The Yodogawa, or Yodo River, starts where the Kamo River, Seta River, Kizu River, and Katsura River meet, just south of Kyoto, and flows into Osaka Bay. As Kyoto's main connection to the sea, the Yodogawa has been a vital transportation route since ancient times: the city of Osaka developed at the river's mouth from a collection of smaller trading villages.

Once Osaka began to seriously grow in the 1500's, flooding became a problem: typhoons would often fill the Yodo's banks to overflowing. Toyotomi Hideyoshi, the lord of Osaka Castle (located adjacent to the Yodogawa), started a project in 1596 to build embankments along the river that proved to be successful in stopping periodic overflows.

After the Meiji Restoration of the late 1800's, the government commissioned Dutch hydrologist Johannis de Rijke to examine and fix a growing problem of sedimentation that was threatening to stop the flow of the Yodogawa.
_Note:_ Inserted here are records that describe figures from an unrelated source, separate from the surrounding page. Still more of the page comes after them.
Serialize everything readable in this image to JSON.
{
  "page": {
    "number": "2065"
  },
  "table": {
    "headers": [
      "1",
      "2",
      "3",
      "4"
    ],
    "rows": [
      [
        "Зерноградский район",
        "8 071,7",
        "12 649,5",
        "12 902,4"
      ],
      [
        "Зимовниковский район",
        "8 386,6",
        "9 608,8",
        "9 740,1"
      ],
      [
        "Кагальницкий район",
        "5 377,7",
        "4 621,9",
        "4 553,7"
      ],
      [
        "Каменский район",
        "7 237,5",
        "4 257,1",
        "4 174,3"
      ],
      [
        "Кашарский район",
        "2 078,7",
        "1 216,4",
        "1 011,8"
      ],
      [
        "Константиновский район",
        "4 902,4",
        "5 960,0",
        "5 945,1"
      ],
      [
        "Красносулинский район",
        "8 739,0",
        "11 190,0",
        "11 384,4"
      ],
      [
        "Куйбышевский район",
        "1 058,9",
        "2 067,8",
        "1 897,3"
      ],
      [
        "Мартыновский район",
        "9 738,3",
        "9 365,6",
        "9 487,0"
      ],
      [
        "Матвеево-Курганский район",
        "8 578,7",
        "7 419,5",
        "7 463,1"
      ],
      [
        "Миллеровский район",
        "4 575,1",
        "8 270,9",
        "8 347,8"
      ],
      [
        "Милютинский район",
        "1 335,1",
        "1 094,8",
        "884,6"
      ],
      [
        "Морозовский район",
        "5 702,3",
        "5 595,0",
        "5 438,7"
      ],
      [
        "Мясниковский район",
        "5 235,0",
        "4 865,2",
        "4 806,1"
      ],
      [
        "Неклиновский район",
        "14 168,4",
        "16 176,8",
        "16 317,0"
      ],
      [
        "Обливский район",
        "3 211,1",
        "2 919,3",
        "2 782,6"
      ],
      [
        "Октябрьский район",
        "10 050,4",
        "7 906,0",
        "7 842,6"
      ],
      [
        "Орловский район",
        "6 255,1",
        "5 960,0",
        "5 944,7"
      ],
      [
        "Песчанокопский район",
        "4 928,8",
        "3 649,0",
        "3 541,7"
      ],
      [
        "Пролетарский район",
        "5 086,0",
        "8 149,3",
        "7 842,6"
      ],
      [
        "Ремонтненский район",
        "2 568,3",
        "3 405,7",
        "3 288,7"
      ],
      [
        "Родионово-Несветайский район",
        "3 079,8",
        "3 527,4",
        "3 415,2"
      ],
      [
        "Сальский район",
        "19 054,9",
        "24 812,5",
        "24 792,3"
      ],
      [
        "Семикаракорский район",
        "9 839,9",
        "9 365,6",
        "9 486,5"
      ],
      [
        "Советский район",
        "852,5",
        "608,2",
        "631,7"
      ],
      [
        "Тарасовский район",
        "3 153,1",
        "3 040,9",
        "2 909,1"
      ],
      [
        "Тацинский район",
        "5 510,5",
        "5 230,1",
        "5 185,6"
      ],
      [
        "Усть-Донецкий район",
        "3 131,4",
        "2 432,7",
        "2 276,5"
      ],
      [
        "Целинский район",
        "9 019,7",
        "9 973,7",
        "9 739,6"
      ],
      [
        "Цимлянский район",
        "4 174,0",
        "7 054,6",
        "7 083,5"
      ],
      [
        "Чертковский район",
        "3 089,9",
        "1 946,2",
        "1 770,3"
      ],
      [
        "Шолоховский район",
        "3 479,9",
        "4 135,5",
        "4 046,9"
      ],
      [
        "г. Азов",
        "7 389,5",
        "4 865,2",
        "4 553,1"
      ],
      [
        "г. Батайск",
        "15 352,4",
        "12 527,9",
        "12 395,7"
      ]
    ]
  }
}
In 1897, the government decided to divert the river, and began to dig a 10km channel about 1km wide, just north of the original Yodogawa's flow through the city of Osaka. The portion of the Yodogawa flowing through central Osaka by Nakanoshima is now known as the "Old Yodogawa."

During the Great Hanshin Earthquake, some of the levees holding the Yodo in place began to fail. Fortunately, the levees were fixed and there was ultimately no major flooding in Osaka.

Yodogawa is also a residential ward in Osaka around Hankyu Juso and JR Shin-Osaka stations. It is on the other side of the river from Umeda and the center city.